The key differentiator is EV policy: countries with generous subsidies and robust charging infrastructure experience fewer negative equity issues because buyers are less concerned about depreciation.

Auto Loan Underwater Rates Globally

Economic Implications

The rise in underwater auto loans has broader economic consequences:

  1. Consumer Spending Decline: Canadians allocating a large share of income to auto payments have reduced spending power for other goods and services.
  2. Financial Sector Risk: Banks and credit unions face increasing exposure to delinquent loans.
  3. Automotive Industry Slowdown: Fewer new vehicle sales impact manufacturers, dealerships, and associated employment.
  4. Macro-Economic Effects: Prolonged negative equity may contribute to slower GDP growth, particularly if auto sales decline further.

Expert Perspectives

An auto finance expert notes:
“If negative equity continues to rise, it could limit consumer mobility and reduce overall vehicle turnover.
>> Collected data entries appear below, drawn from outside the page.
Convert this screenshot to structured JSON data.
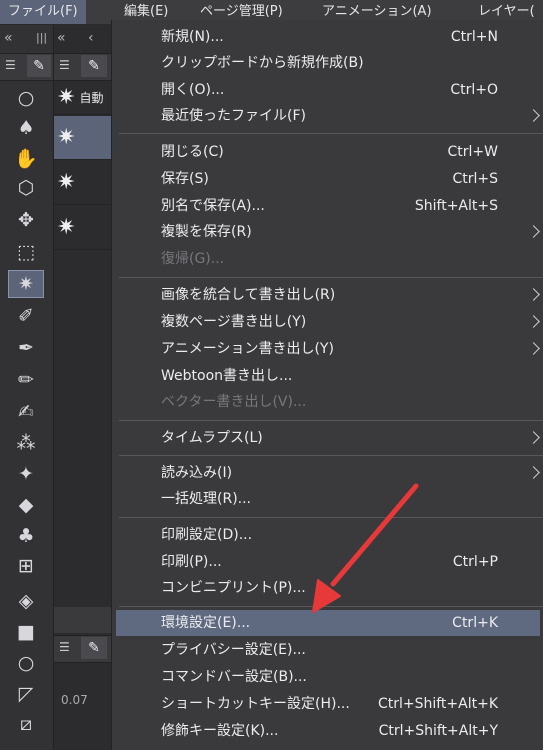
{
  "menubar": {
    "items": [
      {
        "label": "ファイル(F)"
      },
      {
        "label": "編集(E)"
      },
      {
        "label": "ページ管理(P)"
      },
      {
        "label": "アニメーション(A)"
      },
      {
        "label": "レイヤー("
      }
    ]
  },
  "toolbar": {
    "collapse_left": "«",
    "grip": "|||",
    "collapse_right": "«",
    "chevron": "‹"
  },
  "tools": [
    "zoom-icon",
    "hand-palm-icon",
    "hand-icon",
    "3d-object-icon",
    "move-icon",
    "selection-rect-icon",
    "auto-select-icon",
    "eyedropper-icon",
    "pen-icon",
    "pencil-icon",
    "brush-icon",
    "airbrush-icon",
    "decoration-icon",
    "eraser-icon",
    "blend-icon",
    "frame-border-icon",
    "fill-icon",
    "gradient-icon",
    "figure-icon",
    "ruler-icon",
    "text-icon"
  ],
  "subtools": {
    "items": [
      {
        "label": "自動"
      },
      {
        "label": ""
      },
      {
        "label": ""
      },
      {
        "label": ""
      }
    ]
  },
  "bottom_panel": {
    "value": "0.07"
  },
  "file_menu": {
    "items": [
      {
        "label": "新規(N)...",
        "shortcut": "Ctrl+N"
      },
      {
        "label": "クリップボードから新規作成(B)",
        "shortcut": ""
      },
      {
        "label": "開く(O)...",
        "shortcut": "Ctrl+O"
      },
      {
        "label": "最近使ったファイル(F)",
        "shortcut": ""
      },
      {
        "label": "閉じる(C)",
        "shortcut": "Ctrl+W"
      },
      {
        "label": "保存(S)",
        "shortcut": "Ctrl+S"
      },
      {
        "label": "別名で保存(A)...",
        "shortcut": "Shift+Alt+S"
      },
      {
        "label": "複製を保存(R)",
        "shortcut": ""
      },
      {
        "label": "復帰(G)...",
        "shortcut": ""
      },
      {
        "label": "画像を統合して書き出し(R)",
        "shortcut": ""
      },
      {
        "label": "複数ページ書き出し(Y)",
        "shortcut": ""
      },
      {
        "label": "アニメーション書き出し(Y)",
        "shortcut": ""
      },
      {
        "label": "Webtoon書き出し...",
        "shortcut": ""
      },
      {
        "label": "ベクター書き出し(V)...",
        "shortcut": ""
      },
      {
        "label": "タイムラプス(L)",
        "shortcut": ""
      },
      {
        "label": "読み込み(I)",
        "shortcut": ""
      },
      {
        "label": "一括処理(R)...",
        "shortcut": ""
      },
      {
        "label": "印刷設定(D)...",
        "shortcut": ""
      },
      {
        "label": "印刷(P)...",
        "shortcut": "Ctrl+P"
      },
      {
        "label": "コンビニプリント(P)...",
        "shortcut": ""
      },
      {
        "label": "環境設定(E)...",
        "shortcut": "Ctrl+K"
      },
      {
        "label": "プライバシー設定(E)...",
        "shortcut": ""
      },
      {
        "label": "コマンドバー設定(B)...",
        "shortcut": ""
      },
      {
        "label": "ショートカットキー設定(H)...",
        "shortcut": "Ctrl+Shift+Alt+K"
      },
      {
        "label": "修飾キー設定(K)...",
        "shortcut": "Ctrl+Shift+Alt+Y"
      }
    ]
  },
  "colors": {
    "menu_bg": "#3a3a3c",
    "highlight": "#5f6a80",
    "annotation_arrow": "#e8393a"
  }
}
Policy adjustments are crucial to prevent prolonged financial stress among Canadians.”

An industry expert adds:
“Flexible loan structures and targeted EV incentives are critical. Without them, many Canadians could face extended debt periods and a higher risk of default.”

An economist observes:
“The interplay of rising interest rates, higher vehicle prices, and EV policy is creating an environment where Canadians are increasingly financially stretched. Policymakers need to strike a balance between environmental goals and economic feasibility.”


Government and Industry Responses

Authorities and industry stakeholders have initiated several measures to alleviate the crisis:

  • Loan Restructuring Programs: Financial institutions are offering options to extend or refinance loans at lower interest rates.
  • EV Incentives and Rebates: Federal and provincial programs aim to reduce upfront EV costs for consumers.
  • Charging Infrastructure Expansion: Investment in public charging stations is underway, particularly in rural regions.
  • Consumer Education Campaigns: Awareness programs promote long-term savings and the environmental benefits of EVs.
  • Resale Value Support: Automakers and finance companies explore guaranteed buyback or trade-in programs to stabilize EV resale values.

Societal Impacts

Beyond finances, underwater loans affect Canadian society:

  • Delayed Life Decisions: Many young Canadians postpone homeownership, family planning, and education due to auto debt.
  • Transportation Limitations: Those underwater on loans may be unable to upgrade vehicles, limiting mobility.
  • Stress and Well-being: Financial stress contributes to mental health concerns, affecting overall productivity.

Future Outlook

Analysts forecast that if current trends continue, negative equity could affect one in four Canadians by 2030. Without policy adjustments, the EV transition may inadvertently exacerbate financial strain.

CANADA'S AUTO LOAN CHALLENGE

Potential scenarios include:

  • Best-case: Expanded subsidies and loan restructuring stabilize the market; negative equity rates plateau around 20%.
  • Moderate-case: EV adoption gradually improves, but negative equity persists, with regional disparities worsening.
  • Worst-case: Rising interest rates and high EV costs increase underwater loans to 25–30%, impacting the broader economy.

Canada’s auto loan crisis highlights the delicate balance between environmental objectives and economic realities. While the EV transition is essential for sustainability, policymakers must address its unintended consequences on consumers’ financial health.

Coordinated efforts between government agencies, automakers, and financial institutions—through incentives, infrastructure development, and flexible financing—will be critical to ensure that Canadians can participate in the EV revolution without being burdened by prolonged debt.